Mohamed Abdel-Wahed : Tout d’abord, il faut noter que les deux belligérants au Soudan ont tiré profit de cette tentative d’assassinat. Pour les Forces de Soutien Rapide (FSR), dirigées par Mohamed Hamdan Daglo, dit Hemedti, cette attaque a démontré leur puissance et leur capacité à atteindre le plus haut commandant de l’armée, notamment grâce à l’aide de services de renseignement de certains pays. En ce qui concerne Al-Burhan, cela lui a offert une opportunité d’accroître sa popularité au sein de l’armée. Je pense donc que ni Al-Burhan ni l’armée n’abandonneront la bataille.

— L’ONU a annoncé la famine dans un camp près de la ville assiégée d’El-Fasher. Malgré cela, les deux camps y mènent des combats acharnés. Quelle est l’importance de cette ville ?

— El-Fasher est une ville stratégique de grande importance, située aux frontières de la Libye et du Tchad. Elle représente une porte d’accès et de contrôle vers les Etats du nord, le Nil blanc et jusqu’à l’est. Contrôler El-Fasher signifie dominer toute la région. Les FSR ont déjà pris le contrôle de quatre positions-clés au Darfour, et la capture d’El-Fasher constituerait une victoire majeure pour elles. C’est pourquoi l’armée régulière s’efforce d’arrêter cette avancée. Si El-Fasher, dans le Nord-Darfour, tombe aux mains des FSR, cela pourrait entraîner une transformation dangereuse en consolidant l’idée de division et de séparation de certaines parties du Soudan.

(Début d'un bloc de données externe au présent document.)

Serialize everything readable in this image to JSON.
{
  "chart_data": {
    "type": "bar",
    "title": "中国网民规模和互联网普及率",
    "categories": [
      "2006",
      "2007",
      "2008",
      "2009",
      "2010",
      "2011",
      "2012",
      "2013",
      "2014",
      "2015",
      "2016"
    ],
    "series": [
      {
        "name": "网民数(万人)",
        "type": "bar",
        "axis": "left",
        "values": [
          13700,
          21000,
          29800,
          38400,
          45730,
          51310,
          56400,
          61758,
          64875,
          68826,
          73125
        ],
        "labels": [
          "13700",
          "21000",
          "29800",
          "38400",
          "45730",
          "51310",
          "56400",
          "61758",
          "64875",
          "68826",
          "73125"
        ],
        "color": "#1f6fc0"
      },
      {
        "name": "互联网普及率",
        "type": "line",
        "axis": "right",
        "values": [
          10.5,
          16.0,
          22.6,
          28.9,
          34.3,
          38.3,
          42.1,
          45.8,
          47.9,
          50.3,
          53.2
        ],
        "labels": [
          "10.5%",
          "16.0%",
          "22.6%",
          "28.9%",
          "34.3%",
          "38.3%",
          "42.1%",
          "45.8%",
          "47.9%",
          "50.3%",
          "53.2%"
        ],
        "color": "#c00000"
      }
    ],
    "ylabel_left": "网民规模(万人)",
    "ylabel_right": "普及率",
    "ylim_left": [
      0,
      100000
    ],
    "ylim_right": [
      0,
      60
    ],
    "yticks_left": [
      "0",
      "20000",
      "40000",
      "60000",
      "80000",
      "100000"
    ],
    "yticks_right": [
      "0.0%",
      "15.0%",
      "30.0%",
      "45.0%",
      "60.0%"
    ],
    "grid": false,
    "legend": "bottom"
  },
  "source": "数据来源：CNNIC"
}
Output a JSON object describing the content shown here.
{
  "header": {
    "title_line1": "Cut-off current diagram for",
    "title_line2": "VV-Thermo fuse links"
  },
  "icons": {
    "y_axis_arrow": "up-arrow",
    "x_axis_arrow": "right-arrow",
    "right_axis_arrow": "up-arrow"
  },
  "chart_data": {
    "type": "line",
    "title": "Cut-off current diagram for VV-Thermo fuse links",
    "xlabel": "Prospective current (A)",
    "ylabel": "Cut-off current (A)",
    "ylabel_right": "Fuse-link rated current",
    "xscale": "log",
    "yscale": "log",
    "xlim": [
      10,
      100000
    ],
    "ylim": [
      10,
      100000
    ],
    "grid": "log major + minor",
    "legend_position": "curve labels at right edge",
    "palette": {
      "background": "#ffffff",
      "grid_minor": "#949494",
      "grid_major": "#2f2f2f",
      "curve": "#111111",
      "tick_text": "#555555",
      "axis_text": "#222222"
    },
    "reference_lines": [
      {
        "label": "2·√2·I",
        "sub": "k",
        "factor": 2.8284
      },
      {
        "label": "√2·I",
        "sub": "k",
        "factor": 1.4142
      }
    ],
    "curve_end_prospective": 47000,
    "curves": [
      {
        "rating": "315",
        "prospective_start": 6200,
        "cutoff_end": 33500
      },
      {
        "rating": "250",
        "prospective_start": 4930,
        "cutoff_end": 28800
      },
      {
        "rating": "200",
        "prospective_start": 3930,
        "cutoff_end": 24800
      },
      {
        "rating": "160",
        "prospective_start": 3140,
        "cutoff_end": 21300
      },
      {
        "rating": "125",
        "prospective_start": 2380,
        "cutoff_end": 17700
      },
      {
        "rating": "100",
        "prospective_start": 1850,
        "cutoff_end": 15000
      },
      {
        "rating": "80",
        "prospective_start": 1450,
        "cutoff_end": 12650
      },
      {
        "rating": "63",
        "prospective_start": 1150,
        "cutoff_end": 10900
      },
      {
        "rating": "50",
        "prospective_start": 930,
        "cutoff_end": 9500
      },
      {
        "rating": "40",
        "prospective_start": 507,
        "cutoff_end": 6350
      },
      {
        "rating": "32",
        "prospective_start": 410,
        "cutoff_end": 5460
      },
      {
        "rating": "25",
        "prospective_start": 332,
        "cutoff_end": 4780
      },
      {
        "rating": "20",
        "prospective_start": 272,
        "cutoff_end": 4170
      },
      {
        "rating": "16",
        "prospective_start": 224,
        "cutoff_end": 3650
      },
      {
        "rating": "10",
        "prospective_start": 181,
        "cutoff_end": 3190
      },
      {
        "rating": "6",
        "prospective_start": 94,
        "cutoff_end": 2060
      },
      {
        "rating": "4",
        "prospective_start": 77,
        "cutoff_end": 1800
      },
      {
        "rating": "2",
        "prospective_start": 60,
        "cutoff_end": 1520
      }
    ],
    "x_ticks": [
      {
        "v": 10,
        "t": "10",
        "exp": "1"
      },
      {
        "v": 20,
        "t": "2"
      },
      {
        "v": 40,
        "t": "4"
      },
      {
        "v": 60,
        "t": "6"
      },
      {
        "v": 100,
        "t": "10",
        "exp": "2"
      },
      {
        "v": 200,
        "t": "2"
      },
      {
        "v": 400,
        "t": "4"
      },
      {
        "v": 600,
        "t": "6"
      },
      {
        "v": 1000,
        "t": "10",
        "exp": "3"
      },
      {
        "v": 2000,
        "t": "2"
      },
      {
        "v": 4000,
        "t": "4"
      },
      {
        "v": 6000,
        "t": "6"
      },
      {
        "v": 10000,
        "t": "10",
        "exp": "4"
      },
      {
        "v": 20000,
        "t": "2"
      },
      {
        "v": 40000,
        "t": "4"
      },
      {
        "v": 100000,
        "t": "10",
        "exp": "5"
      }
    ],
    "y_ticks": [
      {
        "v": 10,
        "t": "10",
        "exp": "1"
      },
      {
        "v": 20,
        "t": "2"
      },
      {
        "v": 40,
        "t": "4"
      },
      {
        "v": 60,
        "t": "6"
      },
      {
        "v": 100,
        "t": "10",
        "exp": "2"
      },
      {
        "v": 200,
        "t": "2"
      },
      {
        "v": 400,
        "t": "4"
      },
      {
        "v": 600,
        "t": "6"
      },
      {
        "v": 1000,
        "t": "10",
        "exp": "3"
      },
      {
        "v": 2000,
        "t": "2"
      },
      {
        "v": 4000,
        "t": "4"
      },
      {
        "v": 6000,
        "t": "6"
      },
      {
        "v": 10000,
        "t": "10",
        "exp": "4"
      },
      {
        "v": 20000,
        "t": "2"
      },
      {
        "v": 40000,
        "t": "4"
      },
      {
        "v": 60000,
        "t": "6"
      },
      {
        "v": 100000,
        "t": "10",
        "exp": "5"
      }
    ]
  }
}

— Comment évaluez-vous les tentatives de médiation, notamment celles menées du 11 au 19 juillet à Genève sous l’égide des Nations-Unies ?

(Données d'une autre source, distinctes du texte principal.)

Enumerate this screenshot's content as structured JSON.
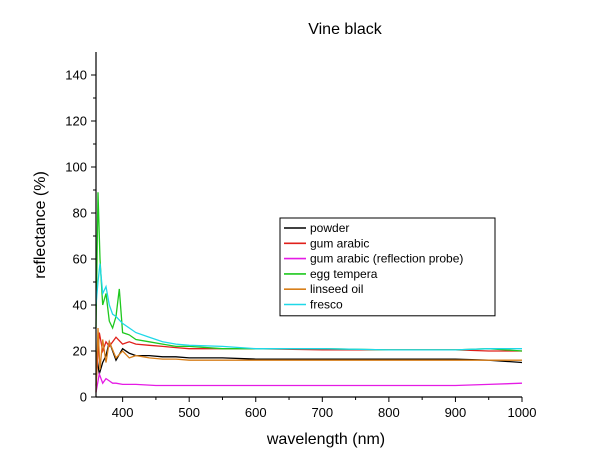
{
  "chart_data": {
    "type": "line",
    "title": "Vine black",
    "xlabel": "wavelength (nm)",
    "ylabel": "reflectance (%)",
    "xlim": [
      360,
      1000
    ],
    "ylim": [
      0,
      150
    ],
    "xticks": [
      400,
      500,
      600,
      700,
      800,
      900,
      1000
    ],
    "yticks": [
      0,
      20,
      40,
      60,
      80,
      100,
      120,
      140
    ],
    "grid": false,
    "legend_position": "center-right",
    "series": [
      {
        "name": "powder",
        "color": "#000000",
        "x": [
          360,
          365,
          370,
          375,
          380,
          390,
          400,
          410,
          420,
          440,
          460,
          480,
          500,
          550,
          600,
          700,
          800,
          900,
          950,
          1000
        ],
        "y": [
          20,
          10,
          15,
          18,
          24,
          16,
          21,
          19,
          18,
          18,
          17.5,
          17.5,
          17,
          17,
          16.5,
          16.5,
          16.5,
          16.5,
          16,
          15
        ]
      },
      {
        "name": "gum arabic",
        "color": "#e0201b",
        "x": [
          360,
          365,
          370,
          375,
          380,
          390,
          400,
          410,
          420,
          440,
          460,
          480,
          500,
          550,
          600,
          700,
          800,
          900,
          950,
          1000
        ],
        "y": [
          5,
          28,
          20,
          24,
          22,
          26,
          23,
          24,
          23,
          22.5,
          22,
          21.5,
          21,
          21,
          21,
          20.5,
          20.5,
          20.5,
          20,
          20
        ]
      },
      {
        "name": "gum arabic (reflection probe)",
        "color": "#e51be5",
        "x": [
          360,
          365,
          370,
          375,
          380,
          385,
          390,
          400,
          420,
          450,
          500,
          600,
          700,
          800,
          900,
          950,
          1000
        ],
        "y": [
          2,
          10,
          6,
          8,
          7,
          6,
          6,
          5.5,
          5.5,
          5,
          5,
          5,
          5,
          5,
          5,
          5.5,
          6
        ]
      },
      {
        "name": "egg tempera",
        "color": "#1ec81e",
        "x": [
          360,
          363,
          366,
          370,
          375,
          380,
          385,
          390,
          395,
          400,
          410,
          420,
          440,
          460,
          480,
          500,
          550,
          600,
          700,
          800,
          900,
          950,
          1000
        ],
        "y": [
          30,
          89,
          60,
          40,
          45,
          33,
          30,
          35,
          47,
          28,
          27,
          25,
          24,
          23,
          22,
          22,
          21,
          21,
          21,
          20.5,
          20.5,
          21,
          20
        ]
      },
      {
        "name": "linseed oil",
        "color": "#d87f1a",
        "x": [
          360,
          363,
          366,
          370,
          375,
          380,
          390,
          400,
          410,
          420,
          440,
          460,
          480,
          500,
          550,
          600,
          700,
          800,
          900,
          950,
          1000
        ],
        "y": [
          2,
          30,
          12,
          25,
          15,
          24,
          17,
          20,
          17,
          18,
          17,
          16.5,
          16.5,
          16,
          16,
          16,
          16,
          16,
          16,
          16,
          16
        ]
      },
      {
        "name": "fresco",
        "color": "#1fd8e8",
        "x": [
          360,
          363,
          366,
          370,
          375,
          380,
          385,
          390,
          400,
          410,
          420,
          440,
          460,
          480,
          500,
          550,
          600,
          700,
          800,
          900,
          950,
          1000
        ],
        "y": [
          40,
          50,
          58,
          45,
          48,
          40,
          36,
          35,
          32,
          30,
          28,
          26,
          24,
          23,
          22.5,
          22,
          21,
          21,
          20.5,
          20.5,
          21,
          21
        ]
      }
    ]
  }
}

— Dans tous les pourparlers précédents, aucun engagement contraignant à un cessez-le-feu n’a été pris. Les discussions portaient principalement sur des mesures humanitaires, la sécurité, la protection des civils et l’accès à l’aide humanitaire. Les pourparlers de Genève se concentrent sur les mêmes thèmes. En ce qui concerne l’initiative de l’Autorité intergouvernementale pour le développement (IGAD), elle a été rejetée par l’armée, qui accuse l’organisation de soutenir les FSR. Je pense que l’initiative la plus prometteuse est celle de l’Egypte, qui traite les deux parties de manière impartiale et propose des solutions futures objectives et réalisables. Actuellement, il y a des contacts entre l’Egypte et l’Arabie saoudite pour renforcer les efforts de paix.

— Après près d’un an et demi de guerre, pourquoi la communauté internationale se désintéresse-t-elle du Soudan ?

— Sur les plans interne, régional et international, plusieurs parties ne veulent pas mettre fin à ce conflit, chacune poursuivant ses propres intérêts. Sur le plan interne, il s’agit d’un conflit pour le partage du pouvoir, aucun camp ne voulant céder à l’autre. Les deux parties sont responsables de l’escalade de la situation. En plus, ce conflit est alimenté par des acteurs régionaux et internationaux. Le conflit au Soudan s’inscrit dans le cadre des rivalités géopolitiques et militaires mondiales. Par exemple, les Etats-Unis profitent de cette instabilité pour contrer les ambitions de la Chine en Afrique. La Russie cherche à obtenir une base navale au Soudan et à renforcer son influence régionale. D’autres acteurs visent à exploiter les ressources naturelles du Soudan, comme l’or. Ainsi, tant que les belligérants au Soudan continueront leur guerre et épuiseront chacun les ressources militaires et matérielles de l’autre, un cessez-le-feu semble lointain.

— Un cessez-le-feu est-il prévisible au Soudan ? Quel serait le futur scénario ?

— Malheureusement, avec ces éléments en jeu, je ne vois pas de solution imminente à cette crise, d’autant plus que les guerres actuelles sont souvent prolongées, comme on le voit en Russie, au Yémen et à Gaza. On pourrait dire que la conscience mondiale semble absente. Cependant, la guerre pourrait prendre fin si le scénario occidental de la partition du Soudan était accepté par les deux camps, à l’instar de ce qui s’est passé en Libye et au Yémen. Je crois que les événements au Soudan semblent se diriger vers une séparation, un plan qui pourrait déjà être envisagé pour ce pays stratégiquement situé entre le monde arabe et l’Afrique.